Understanding nginx location blocks and rewrite rules

I recently moved a cakePHP website from an Apache server to an Nginx one. I had to translate url rewriting rules from one syntax to the other, and here is what I learned.

First of all, Nginx internal logic for processing rewrite rules is not as straightforward as Apache. In Apache, rules are processed in the order in which they appear in your config file/.htaccess. In Nginx, they follow a more complex pattern.

Initial Apache rules

First of all, here are the (simplified) set of rules I had to convert :

RewriteRule ^(css|js)/packed_(.*)$ $1/packed/$2 [L]

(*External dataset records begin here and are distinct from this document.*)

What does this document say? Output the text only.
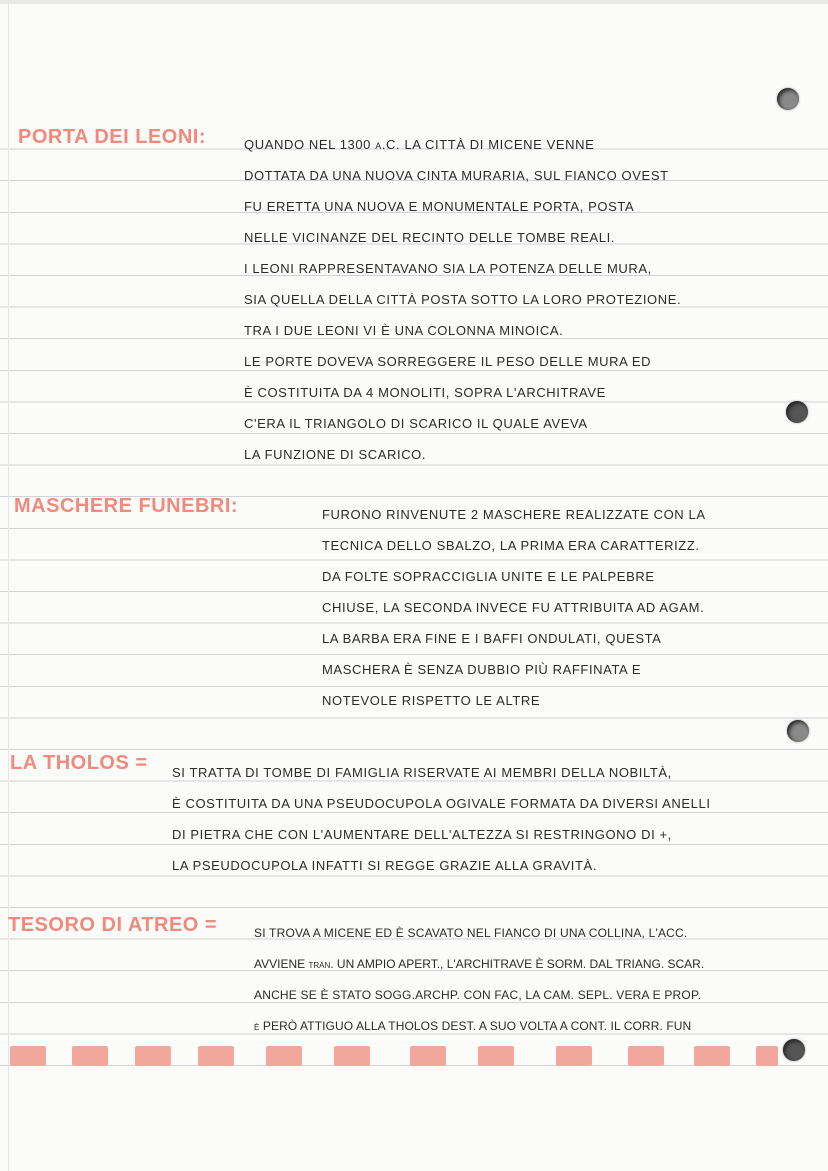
PORTA DEI LEONI:	QUANDO NEL 1300 a.C. LA CITTÀ DI MICENE VENNE
DOTTATA DA UNA NUOVA CINTA MURARIA, SUL FIANCO OVEST
FU ERETTA UNA NUOVA E MONUMENTALE PORTA, POSTA
NELLE VICINANZE DEL RECINTO DELLE TOMBE REALI.
I LEONI RAPPRESENTAVANO SIA LA POTENZA DELLE MURA,
SIA QUELLA DELLA CITTÀ POSTA SOTTO LA LORO PROTEZIONE.
TRA I DUE LEONI VI È UNA COLONNA MINOICA.
LE PORTE DOVEVA SORREGGERE IL PESO DELLE MURA ED
È COSTITUITA DA 4 MONOLITI, SOPRA L'ARCHITRAVE
C'ERA IL TRIANGOLO DI SCARICO IL QUALE AVEVA
LA FUNZIONE DI SCARICO.
MASCHERE FUNEBRI:	FURONO RINVENUTE 2 MASCHERE REALIZZATE CON LA
TECNICA DELLO SBALZO, LA PRIMA ERA CARATTERIZZ.
DA FOLTE SOPRACCIGLIA UNITE E LE PALPEBRE
CHIUSE, LA SECONDA INVECE FU ATTRIBUITA AD AGAM.
LA BARBA ERA FINE E I BAFFI ONDULATI, QUESTA
MASCHERA È SENZA DUBBIO PIÙ RAFFINATA E
NOTEVOLE RISPETTO LE ALTRE
LA THOLOS = SI TRATTA DI TOMBE DI FAMIGLIA RISERVATE AI MEMBRI DELLA NOBILTÀ,
È COSTITUITA DA UNA PSEUDOCUPOLA OGIVALE FORMATA DA DIVERSI ANELLI
DI PIETRA CHE CON L'AUMENTARE DELL'ALTEZZA SI RESTRINGONO DI +,
LA PSEUDOCUPOLA INFATTI SI REGGE GRAZIE ALLA GRAVITÀ.
TESORO DI ATREO =	SI TROVA A MICENE ED È SCAVATO NEL FIANCO DI UNA COLLINA, L'ACC.
AVVIENE tran. UN AMPIO APERT., L'ARCHITRAVE È SORM. DAL TRIANG. SCAR.
ANCHE SE È STATO SOGG.ARCHP. CON FAC, LA CAM. SEPL. VERA E PROP.
è PERÒ ATTIGUO ALLA THOLOS DEST. A SUO VOLTA A CONT. IL CORR. FUN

RewriteRule ^files/([0-9]{4})/([0-9]{2})/([0-9]{2})/([[:alnum:]]{8}-[[:alnum:]]{4}-[[:alnum:]]{4}-[[:alnum:]]{4}-[[:alnum:]]{12})/(.*)\.(.{3,4})    /files/$1/$2/$3/$4.$6 [L]

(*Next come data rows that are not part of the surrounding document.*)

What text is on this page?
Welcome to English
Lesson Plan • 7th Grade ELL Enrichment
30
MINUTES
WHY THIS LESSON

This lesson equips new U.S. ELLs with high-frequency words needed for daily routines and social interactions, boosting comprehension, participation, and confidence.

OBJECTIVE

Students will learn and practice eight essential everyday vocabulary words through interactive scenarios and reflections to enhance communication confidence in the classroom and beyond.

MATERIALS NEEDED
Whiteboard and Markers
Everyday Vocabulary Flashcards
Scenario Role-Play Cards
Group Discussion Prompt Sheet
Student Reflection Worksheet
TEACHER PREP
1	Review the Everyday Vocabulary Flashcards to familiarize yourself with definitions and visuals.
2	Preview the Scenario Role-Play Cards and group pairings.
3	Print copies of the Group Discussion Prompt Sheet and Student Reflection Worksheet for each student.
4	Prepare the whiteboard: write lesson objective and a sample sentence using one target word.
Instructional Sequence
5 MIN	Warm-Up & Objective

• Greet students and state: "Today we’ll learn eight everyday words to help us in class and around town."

RewriteCond %{REQUEST_FILENAME} !-d
RewriteCond %{REQUEST_FILENAME} !-f
RewriteRule ^(.*)$ index.php?url=$1 [QSA,L]

The first rule deals with compressed css and js files. Minified css and js files are saved in /css/packed/ with a filename made of a md5 hash of the original filenames and a timestamp. So a url of /css/packed_6e4f31ffc48b6_1330851887.css will actually return the file located in /css/packed/6e4f31ffc48b6_1330851887.css

The second rule is about media files uploaded on the server. Each uploaded file is stored in the /files/ directory, in a subfolder made from the uploading date (like /files/2012/08/25/). The actual file is given a UUID when saved, and this UUID is used as its filename on disk. The rewrite rule allow the use of any custom filename when linking the file. This helps for SEO purposes as well as making it more user-friendly when we present a download to our users. So /files/2012/08/25/50483446-4b00-4d5b-8498-763e45a3e447/Subscription_form.pdf actually returns the file at /files/2012/09/06/50483446-4b00-4d5b-8498-763e45a3e447.pdf

And the last rule is the default cakePHP rewrite rule. It first checks if the requested url points to an existing directory or file, and if not dispatch it to the main entry point : index.php with the requested url as a parameter.

Converting it to Nginx

Rewrite rules in Nginx are usually found in location blocks. There are several ways you can define a location block, and it affects the order in which the rules will be parsed.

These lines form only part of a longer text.